Tasks keep the follow-through attached to the decision. Once a caterer is the favourite, someone can be assigned to ask about halal certification, menu options, deposit deadlines or a tasting date, and the whole group can see when that job moves forward.

Inviting family

Owners and partners invite family by entering a name, email, role and access level. PlanMyNikah creates a join link under `/family/join/:token`; the invitee signs in or creates a free account, accepts the invite, and then lands on the shared board. The join page keeps the invite link visible so the email-confirmation round trip does not lose their place.

A family helper can be connected to more than one wedding board, and the board switcher keeps those weddings separate. Your own wedding board appears separately from any boards you have been invited to help with.

Everything you need to plan together

Why couples use it

Family help is wonderful when everyone knows what they are helping with. The board makes delegation calmer because tasks have names, statuses and assignees. Instead of remembering who promised to call the venue, you can open the board and see the answer.

It also gives opinions a home. Parents and siblings can vote on shortlisted vendors or leave comments, while the couple keeps control of who is invited and what level of access each person has. That balance matters: Muslim wedding planning is collaborative, but it still needs boundaries.

How it works

  1. Create your free account. Open the Family Collaboration tool from your couple dashboard and your board is created automatically.
  2. Invite your planning group. Add your partner, parents, siblings or planner with the access level that matches how much they should do.
  3. Assign, vote and update. Use shared tasks, shortlist votes, comments, chat and activity to keep the wedding plan moving together.

Family collaboration FAQs

Who can I invite?

You can invite your partner, parents, siblings, close friends, a wedding planner or another trusted helper. The invite form includes common roles and an Other option for custom relationships.

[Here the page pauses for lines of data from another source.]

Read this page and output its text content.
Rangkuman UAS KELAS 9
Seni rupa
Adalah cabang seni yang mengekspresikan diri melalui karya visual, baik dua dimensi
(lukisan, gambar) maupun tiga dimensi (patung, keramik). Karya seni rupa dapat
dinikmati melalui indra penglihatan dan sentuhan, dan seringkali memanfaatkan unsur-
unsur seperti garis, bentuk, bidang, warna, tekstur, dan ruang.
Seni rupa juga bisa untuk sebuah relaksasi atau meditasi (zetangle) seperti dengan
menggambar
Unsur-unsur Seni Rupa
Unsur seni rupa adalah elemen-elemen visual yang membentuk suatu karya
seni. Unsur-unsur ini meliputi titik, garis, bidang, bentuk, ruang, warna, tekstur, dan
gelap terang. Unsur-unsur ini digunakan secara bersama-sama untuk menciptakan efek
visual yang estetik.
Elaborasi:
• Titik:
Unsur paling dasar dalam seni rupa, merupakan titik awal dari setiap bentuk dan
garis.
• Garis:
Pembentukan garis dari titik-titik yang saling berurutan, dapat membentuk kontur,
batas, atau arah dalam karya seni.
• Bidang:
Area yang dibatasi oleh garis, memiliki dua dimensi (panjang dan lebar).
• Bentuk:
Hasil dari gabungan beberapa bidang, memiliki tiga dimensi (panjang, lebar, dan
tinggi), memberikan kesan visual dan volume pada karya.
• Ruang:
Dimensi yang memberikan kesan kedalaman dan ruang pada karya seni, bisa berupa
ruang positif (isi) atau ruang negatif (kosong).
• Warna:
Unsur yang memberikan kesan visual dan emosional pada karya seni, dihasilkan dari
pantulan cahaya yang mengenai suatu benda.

Do family members need accounts?

Yes. Family members use the `/family/join/:token` link to sign in or create a free account before joining the shared board. Guests do not need accounts for RSVPs, but family collaborators do because the board is a private planning space.

What can family see?

Family members see the shared board they are invited to: members, shared tasks, vendor shortlist votes, group messages and activity for that board. They do not get automatic access to your private budget, payment tracker, guest list or account settings through the family board.

Can we vote on options?

Yes. The board supports voting on shortlisted vendors, and the decision workspace can show family comments on shortlisted options. Votes are designed for simple family preference checks rather than formal procurement scoring.

Is my budget private?

Yes. The Budget Planner is not part of the family collaboration board. You can choose to discuss costs in a task or chat message, but the private budget tool itself is not shared with invited family members.

Can family members edit tasks?

It depends on their access level. Viewers can follow along, collaborators can vote and complete tasks, and editors can add, delete and reorder tasks. Owners and partners can also manage members.